Dixie Lee Junction work could start in early 2017

Letting bids for construction of Dixie Lee Junction revamp may begin as early as October with a “current schedule” allowing construction to begin within roughly nine months, a Tennessee Department of Transportation spokesman said.

While confirming that Oct. 7 “is the earliest letting this project could be listed,” Mark Nagi, community relations officer for TDOT Region I, added, “The current schedule would allow for construction activities to begin in late winter/early spring 2017.”

“The proposed improvements include the realignment of State Route 2 [U.S. Hwy. 11] so that it intersects with State Route 1 [U.S. Hwy. 70] at a 90-degree angle at the existing entrance to Two Rivers Church,” Nagi said. “In addition to the realignment of State Route 2, a new traffic signal will be installed and additional turn lanes will be added on all highway approaches to the intersection. 

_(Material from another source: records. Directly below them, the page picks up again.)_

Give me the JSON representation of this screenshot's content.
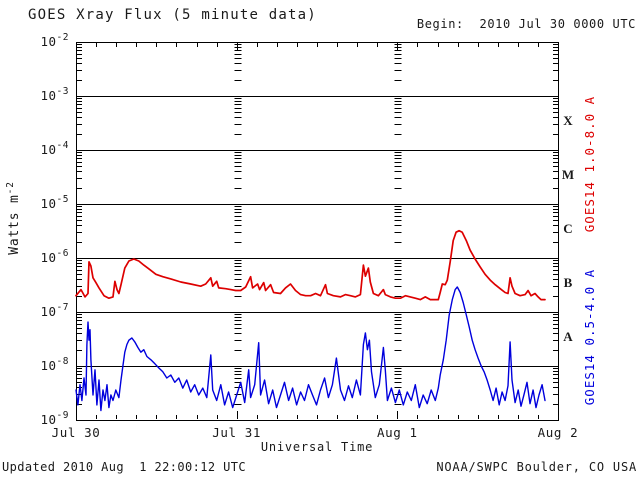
{
  "header": {
    "title": "GOES Xray Flux (5 minute data)",
    "begin": "Begin:  2010 Jul 30 0000 UTC"
  },
  "footer": {
    "updated": "Updated 2010 Aug  1 22:00:12 UTC",
    "source": "NOAA/SWPC Boulder, CO USA"
  },
  "chart_data": {
    "type": "line",
    "title": "GOES Xray Flux (5 minute data)",
    "xlabel": "Universal Time",
    "ylabel_base": "Watts m",
    "ylabel_exponent": "-2",
    "y_scale": "log",
    "ylim": [
      1e-09,
      0.01
    ],
    "y_tick_exponents": [
      -2,
      -3,
      -4,
      -5,
      -6,
      -7,
      -8,
      -9
    ],
    "x_range_days": [
      0,
      3
    ],
    "x_ticks": [
      "Jul 30",
      "Jul 31",
      "Aug 1",
      "Aug 2"
    ],
    "grid": {
      "h_lines_at_exponents": [
        -3,
        -4,
        -5,
        -6,
        -7,
        -8
      ],
      "v_ruler_days": [
        1,
        2
      ],
      "minor_time_tick_hours": 3
    },
    "flare_classes": [
      {
        "label": "X",
        "mid_exponent": -3.5
      },
      {
        "label": "M",
        "mid_exponent": -4.5
      },
      {
        "label": "C",
        "mid_exponent": -5.5
      },
      {
        "label": "B",
        "mid_exponent": -6.5
      },
      {
        "label": "A",
        "mid_exponent": -7.5
      }
    ],
    "series": [
      {
        "name": "GOES14 1.0-8.0 A",
        "color": "#dd0000",
        "points": [
          [
            0.0,
            2e-07
          ],
          [
            0.031,
            2.6e-07
          ],
          [
            0.056,
            1.9e-07
          ],
          [
            0.075,
            2.2e-07
          ],
          [
            0.081,
            8.5e-07
          ],
          [
            0.093,
            7.1e-07
          ],
          [
            0.106,
            4.3e-07
          ],
          [
            0.124,
            3.5e-07
          ],
          [
            0.143,
            2.8e-07
          ],
          [
            0.174,
            2e-07
          ],
          [
            0.205,
            1.8e-07
          ],
          [
            0.23,
            1.9e-07
          ],
          [
            0.242,
            3.7e-07
          ],
          [
            0.255,
            2.6e-07
          ],
          [
            0.267,
            2.2e-07
          ],
          [
            0.28,
            3.2e-07
          ],
          [
            0.304,
            6.5e-07
          ],
          [
            0.329,
            8.8e-07
          ],
          [
            0.36,
            9.6e-07
          ],
          [
            0.391,
            8.8e-07
          ],
          [
            0.422,
            7.4e-07
          ],
          [
            0.453,
            6.3e-07
          ],
          [
            0.497,
            5e-07
          ],
          [
            0.54,
            4.5e-07
          ],
          [
            0.59,
            4.1e-07
          ],
          [
            0.652,
            3.6e-07
          ],
          [
            0.714,
            3.3e-07
          ],
          [
            0.776,
            3e-07
          ],
          [
            0.807,
            3.3e-07
          ],
          [
            0.839,
            4.3e-07
          ],
          [
            0.851,
            3e-07
          ],
          [
            0.876,
            3.7e-07
          ],
          [
            0.888,
            2.8e-07
          ],
          [
            0.932,
            2.7e-07
          ],
          [
            0.963,
            2.6e-07
          ],
          [
            0.994,
            2.5e-07
          ],
          [
            1.025,
            2.5e-07
          ],
          [
            1.056,
            2.9e-07
          ],
          [
            1.087,
            4.5e-07
          ],
          [
            1.099,
            2.8e-07
          ],
          [
            1.13,
            3.3e-07
          ],
          [
            1.143,
            2.6e-07
          ],
          [
            1.168,
            3.5e-07
          ],
          [
            1.18,
            2.5e-07
          ],
          [
            1.211,
            3.2e-07
          ],
          [
            1.23,
            2.3e-07
          ],
          [
            1.273,
            2.2e-07
          ],
          [
            1.304,
            2.8e-07
          ],
          [
            1.335,
            3.3e-07
          ],
          [
            1.366,
            2.5e-07
          ],
          [
            1.398,
            2.1e-07
          ],
          [
            1.429,
            2e-07
          ],
          [
            1.46,
            2e-07
          ],
          [
            1.491,
            2.2e-07
          ],
          [
            1.522,
            2e-07
          ],
          [
            1.553,
            3.2e-07
          ],
          [
            1.565,
            2.2e-07
          ],
          [
            1.602,
            2e-07
          ],
          [
            1.646,
            1.9e-07
          ],
          [
            1.677,
            2.1e-07
          ],
          [
            1.708,
            2e-07
          ],
          [
            1.739,
            1.9e-07
          ],
          [
            1.77,
            2.1e-07
          ],
          [
            1.789,
            7.4e-07
          ],
          [
            1.801,
            4.6e-07
          ],
          [
            1.82,
            6.5e-07
          ],
          [
            1.832,
            3.6e-07
          ],
          [
            1.851,
            2.2e-07
          ],
          [
            1.882,
            2e-07
          ],
          [
            1.913,
            2.6e-07
          ],
          [
            1.925,
            2.1e-07
          ],
          [
            1.957,
            1.9e-07
          ],
          [
            1.988,
            1.8e-07
          ],
          [
            2.019,
            1.8e-07
          ],
          [
            2.05,
            2e-07
          ],
          [
            2.081,
            1.9e-07
          ],
          [
            2.112,
            1.8e-07
          ],
          [
            2.143,
            1.7e-07
          ],
          [
            2.174,
            1.9e-07
          ],
          [
            2.205,
            1.7e-07
          ],
          [
            2.236,
            1.7e-07
          ],
          [
            2.255,
            1.7e-07
          ],
          [
            2.267,
            2.3e-07
          ],
          [
            2.28,
            3.3e-07
          ],
          [
            2.298,
            3.2e-07
          ],
          [
            2.311,
            3.9e-07
          ],
          [
            2.329,
            8.5e-07
          ],
          [
            2.348,
            2.1e-06
          ],
          [
            2.366,
            3e-06
          ],
          [
            2.385,
            3.2e-06
          ],
          [
            2.404,
            3e-06
          ],
          [
            2.429,
            2.1e-06
          ],
          [
            2.453,
            1.4e-06
          ],
          [
            2.484,
            9.6e-07
          ],
          [
            2.516,
            6.8e-07
          ],
          [
            2.546,
            5e-07
          ],
          [
            2.578,
            3.9e-07
          ],
          [
            2.609,
            3.2e-07
          ],
          [
            2.64,
            2.7e-07
          ],
          [
            2.671,
            2.3e-07
          ],
          [
            2.689,
            2.2e-07
          ],
          [
            2.702,
            4.3e-07
          ],
          [
            2.714,
            3e-07
          ],
          [
            2.733,
            2.2e-07
          ],
          [
            2.764,
            2e-07
          ],
          [
            2.795,
            2.1e-07
          ],
          [
            2.814,
            2.5e-07
          ],
          [
            2.832,
            2e-07
          ],
          [
            2.857,
            2.2e-07
          ],
          [
            2.876,
            1.9e-07
          ],
          [
            2.894,
            1.7e-07
          ],
          [
            2.919,
            1.7e-07
          ]
        ]
      },
      {
        "name": "GOES14 0.5-4.0 A",
        "color": "#0000dd",
        "points": [
          [
            0.0,
            3.6e-09
          ],
          [
            0.012,
            1.9e-09
          ],
          [
            0.025,
            4.5e-09
          ],
          [
            0.037,
            2.3e-09
          ],
          [
            0.05,
            6e-09
          ],
          [
            0.062,
            2.9e-09
          ],
          [
            0.068,
            2.5e-08
          ],
          [
            0.075,
            6.5e-08
          ],
          [
            0.081,
            3e-08
          ],
          [
            0.087,
            4.7e-08
          ],
          [
            0.093,
            1.3e-08
          ],
          [
            0.106,
            2.9e-09
          ],
          [
            0.118,
            8.5e-09
          ],
          [
            0.13,
            1.9e-09
          ],
          [
            0.143,
            5.5e-09
          ],
          [
            0.155,
            1.5e-09
          ],
          [
            0.168,
            3.6e-09
          ],
          [
            0.18,
            2.3e-09
          ],
          [
            0.193,
            4.5e-09
          ],
          [
            0.205,
            1.7e-09
          ],
          [
            0.217,
            2.9e-09
          ],
          [
            0.23,
            2.3e-09
          ],
          [
            0.248,
            3.6e-09
          ],
          [
            0.267,
            2.6e-09
          ],
          [
            0.28,
            5.5e-09
          ],
          [
            0.292,
            1e-08
          ],
          [
            0.304,
            1.8e-08
          ],
          [
            0.317,
            2.5e-08
          ],
          [
            0.329,
            3e-08
          ],
          [
            0.348,
            3.3e-08
          ],
          [
            0.366,
            2.8e-08
          ],
          [
            0.385,
            2.2e-08
          ],
          [
            0.404,
            1.8e-08
          ],
          [
            0.422,
            2e-08
          ],
          [
            0.441,
            1.5e-08
          ],
          [
            0.466,
            1.3e-08
          ],
          [
            0.491,
            1.1e-08
          ],
          [
            0.516,
            9.2e-09
          ],
          [
            0.54,
            7.8e-09
          ],
          [
            0.565,
            6e-09
          ],
          [
            0.59,
            6.8e-09
          ],
          [
            0.615,
            5e-09
          ],
          [
            0.64,
            6e-09
          ],
          [
            0.665,
            3.9e-09
          ],
          [
            0.689,
            5.5e-09
          ],
          [
            0.714,
            3.3e-09
          ],
          [
            0.739,
            4.5e-09
          ],
          [
            0.764,
            2.9e-09
          ],
          [
            0.789,
            3.9e-09
          ],
          [
            0.814,
            2.6e-09
          ],
          [
            0.839,
            1.6e-08
          ],
          [
            0.851,
            3.6e-09
          ],
          [
            0.876,
            2.3e-09
          ],
          [
            0.901,
            4.5e-09
          ],
          [
            0.925,
            1.9e-09
          ],
          [
            0.95,
            3.3e-09
          ],
          [
            0.975,
            1.7e-09
          ],
          [
            1.0,
            2.9e-09
          ],
          [
            1.025,
            5e-09
          ],
          [
            1.05,
            2.1e-09
          ],
          [
            1.075,
            8.5e-09
          ],
          [
            1.087,
            2.6e-09
          ],
          [
            1.112,
            4.5e-09
          ],
          [
            1.137,
            2.7e-08
          ],
          [
            1.149,
            2.9e-09
          ],
          [
            1.174,
            5.5e-09
          ],
          [
            1.199,
            2e-09
          ],
          [
            1.224,
            3.6e-09
          ],
          [
            1.248,
            1.7e-09
          ],
          [
            1.273,
            2.9e-09
          ],
          [
            1.298,
            5e-09
          ],
          [
            1.323,
            2.3e-09
          ],
          [
            1.348,
            3.9e-09
          ],
          [
            1.373,
            1.9e-09
          ],
          [
            1.398,
            3.3e-09
          ],
          [
            1.422,
            2.3e-09
          ],
          [
            1.447,
            4.5e-09
          ],
          [
            1.472,
            2.9e-09
          ],
          [
            1.497,
            1.9e-09
          ],
          [
            1.522,
            3.6e-09
          ],
          [
            1.547,
            6e-09
          ],
          [
            1.571,
            2.6e-09
          ],
          [
            1.596,
            4.5e-09
          ],
          [
            1.621,
            1.4e-08
          ],
          [
            1.646,
            3.6e-09
          ],
          [
            1.671,
            2.3e-09
          ],
          [
            1.696,
            4.3e-09
          ],
          [
            1.72,
            2.6e-09
          ],
          [
            1.745,
            5.5e-09
          ],
          [
            1.77,
            2.9e-09
          ],
          [
            1.789,
            2.5e-08
          ],
          [
            1.801,
            4.1e-08
          ],
          [
            1.814,
            2e-08
          ],
          [
            1.826,
            3e-08
          ],
          [
            1.839,
            7.8e-09
          ],
          [
            1.863,
            2.6e-09
          ],
          [
            1.888,
            4.5e-09
          ],
          [
            1.913,
            2.2e-08
          ],
          [
            1.925,
            8.5e-09
          ],
          [
            1.938,
            2.3e-09
          ],
          [
            1.963,
            3.9e-09
          ],
          [
            1.988,
            2.1e-09
          ],
          [
            2.012,
            3.6e-09
          ],
          [
            2.037,
            1.9e-09
          ],
          [
            2.062,
            3.3e-09
          ],
          [
            2.087,
            2.3e-09
          ],
          [
            2.112,
            4.5e-09
          ],
          [
            2.137,
            1.7e-09
          ],
          [
            2.161,
            2.9e-09
          ],
          [
            2.186,
            2e-09
          ],
          [
            2.211,
            3.6e-09
          ],
          [
            2.236,
            2.3e-09
          ],
          [
            2.255,
            3.9e-09
          ],
          [
            2.267,
            6.8e-09
          ],
          [
            2.286,
            1.3e-08
          ],
          [
            2.304,
            3e-08
          ],
          [
            2.323,
            8.8e-08
          ],
          [
            2.342,
            1.7e-07
          ],
          [
            2.36,
            2.6e-07
          ],
          [
            2.373,
            2.9e-07
          ],
          [
            2.391,
            2.3e-07
          ],
          [
            2.41,
            1.5e-07
          ],
          [
            2.429,
            8.8e-08
          ],
          [
            2.447,
            5.3e-08
          ],
          [
            2.466,
            3e-08
          ],
          [
            2.484,
            2e-08
          ],
          [
            2.503,
            1.4e-08
          ],
          [
            2.522,
            1e-08
          ],
          [
            2.54,
            7.8e-09
          ],
          [
            2.559,
            5.5e-09
          ],
          [
            2.578,
            3.6e-09
          ],
          [
            2.596,
            2.3e-09
          ],
          [
            2.615,
            3.9e-09
          ],
          [
            2.634,
            1.9e-09
          ],
          [
            2.652,
            3.3e-09
          ],
          [
            2.671,
            2.3e-09
          ],
          [
            2.689,
            4.3e-09
          ],
          [
            2.702,
            2.8e-08
          ],
          [
            2.714,
            5.5e-09
          ],
          [
            2.733,
            2.1e-09
          ],
          [
            2.752,
            3.6e-09
          ],
          [
            2.77,
            1.8e-09
          ],
          [
            2.789,
            3e-09
          ],
          [
            2.807,
            5e-09
          ],
          [
            2.826,
            2e-09
          ],
          [
            2.845,
            3.6e-09
          ],
          [
            2.863,
            1.7e-09
          ],
          [
            2.882,
            2.9e-09
          ],
          [
            2.901,
            4.5e-09
          ],
          [
            2.919,
            2.3e-09
          ]
        ]
      }
    ]
  },
  "colors": {
    "axis": "#000000",
    "text": "#1a1a1a",
    "long_channel": "#dd0000",
    "short_channel": "#0000dd"
  }
}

“An existing portion of the old State Route 2 alignment will remain to provide access to existing businesses,” he added.    

A detention basin is planned between the current curved portion of 11 that intersects with 70, and the new construction.

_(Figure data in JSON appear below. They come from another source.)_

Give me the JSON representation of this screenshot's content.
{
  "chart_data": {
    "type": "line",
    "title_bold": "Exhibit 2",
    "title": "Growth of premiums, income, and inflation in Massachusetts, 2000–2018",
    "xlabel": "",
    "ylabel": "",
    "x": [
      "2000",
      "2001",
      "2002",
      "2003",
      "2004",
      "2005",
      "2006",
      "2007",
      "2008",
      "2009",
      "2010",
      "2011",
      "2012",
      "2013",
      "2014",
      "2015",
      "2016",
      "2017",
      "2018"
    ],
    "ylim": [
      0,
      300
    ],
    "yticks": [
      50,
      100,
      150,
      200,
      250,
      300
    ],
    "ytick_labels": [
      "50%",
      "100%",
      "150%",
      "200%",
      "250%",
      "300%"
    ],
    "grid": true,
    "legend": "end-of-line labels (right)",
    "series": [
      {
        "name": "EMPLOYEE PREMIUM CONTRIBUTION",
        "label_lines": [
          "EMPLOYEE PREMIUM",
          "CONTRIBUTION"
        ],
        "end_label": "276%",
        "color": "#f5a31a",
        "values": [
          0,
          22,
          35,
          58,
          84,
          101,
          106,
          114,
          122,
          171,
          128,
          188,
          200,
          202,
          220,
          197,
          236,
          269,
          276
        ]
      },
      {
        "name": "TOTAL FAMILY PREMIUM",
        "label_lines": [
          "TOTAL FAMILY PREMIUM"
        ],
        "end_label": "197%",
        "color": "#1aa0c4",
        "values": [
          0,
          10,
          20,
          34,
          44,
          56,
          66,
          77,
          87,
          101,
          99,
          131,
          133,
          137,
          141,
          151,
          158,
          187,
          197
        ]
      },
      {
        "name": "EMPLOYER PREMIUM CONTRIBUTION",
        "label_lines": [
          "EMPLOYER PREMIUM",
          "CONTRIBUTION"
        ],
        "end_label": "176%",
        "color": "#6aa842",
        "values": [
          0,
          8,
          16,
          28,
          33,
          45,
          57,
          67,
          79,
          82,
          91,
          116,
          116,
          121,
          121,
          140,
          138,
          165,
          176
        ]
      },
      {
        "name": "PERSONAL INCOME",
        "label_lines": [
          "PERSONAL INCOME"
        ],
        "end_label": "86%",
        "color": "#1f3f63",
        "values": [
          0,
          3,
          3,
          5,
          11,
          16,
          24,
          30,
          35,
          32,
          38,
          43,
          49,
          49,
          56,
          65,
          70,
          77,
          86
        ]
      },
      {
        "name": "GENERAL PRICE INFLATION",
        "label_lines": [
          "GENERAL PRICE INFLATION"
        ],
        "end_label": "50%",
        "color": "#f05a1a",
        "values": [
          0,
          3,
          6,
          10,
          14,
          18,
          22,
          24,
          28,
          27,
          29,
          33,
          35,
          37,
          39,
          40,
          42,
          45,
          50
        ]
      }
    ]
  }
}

“The proposed improvements will provide safe access to all four quadrants of the Dixie Lee intersection while maintaining the level-of-service and traffic operations/capacity of both State Route 1 and State Route 2,” Nagi said.

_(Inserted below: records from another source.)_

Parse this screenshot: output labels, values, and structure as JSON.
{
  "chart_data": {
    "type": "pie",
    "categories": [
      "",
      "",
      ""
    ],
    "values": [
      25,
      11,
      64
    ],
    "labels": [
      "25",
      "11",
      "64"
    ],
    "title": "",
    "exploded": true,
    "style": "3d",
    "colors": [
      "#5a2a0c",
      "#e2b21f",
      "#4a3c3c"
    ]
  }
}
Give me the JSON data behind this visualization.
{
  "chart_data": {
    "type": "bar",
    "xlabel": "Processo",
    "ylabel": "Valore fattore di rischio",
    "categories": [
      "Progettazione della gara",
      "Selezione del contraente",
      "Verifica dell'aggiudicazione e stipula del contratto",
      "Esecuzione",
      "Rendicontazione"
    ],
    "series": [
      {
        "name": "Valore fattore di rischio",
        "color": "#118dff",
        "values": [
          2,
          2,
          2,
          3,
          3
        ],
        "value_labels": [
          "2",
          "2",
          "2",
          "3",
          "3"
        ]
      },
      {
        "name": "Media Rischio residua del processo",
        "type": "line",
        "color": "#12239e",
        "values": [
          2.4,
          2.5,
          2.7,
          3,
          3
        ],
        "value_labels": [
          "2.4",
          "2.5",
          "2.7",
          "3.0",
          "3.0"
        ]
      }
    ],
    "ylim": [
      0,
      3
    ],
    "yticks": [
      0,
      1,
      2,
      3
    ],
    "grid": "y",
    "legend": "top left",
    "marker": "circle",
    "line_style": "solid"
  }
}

The revamp “is approximately one-half mile total, with “1,735 linear feet on State Route 1 and 1,000 linear feet on State Route 2,” Nagi said.

Eighty percent of revamp cost would be federal, and 20 percent state, Nagi said. Total cost estimate of the project, Nagi added, is $8.5 million, with right-of-way costing about $5.2 million, construction $3.2 million and preliminary engineering $100,000.

As of July 8, “Right-of-way is at approximately 60 percent completion,” Nagi said, adding that as of July 8, “There are no legal issues.” 

As for last-moment snags with funding that might interrupt plans for the revamp, “Although there is never an absolute guarantee, if the Knoxville [Regional Transportation Planning Organ-ization] decides to remove this project, technically they can but that is highly unlikely,” Nagi said.  “… The Knoxville [T]PO has not given any indication to back up on funding this project.

“Congress or the USDOT can always rescind money [the 80 percent federal portion], but is highly unlikely,” Nagi added.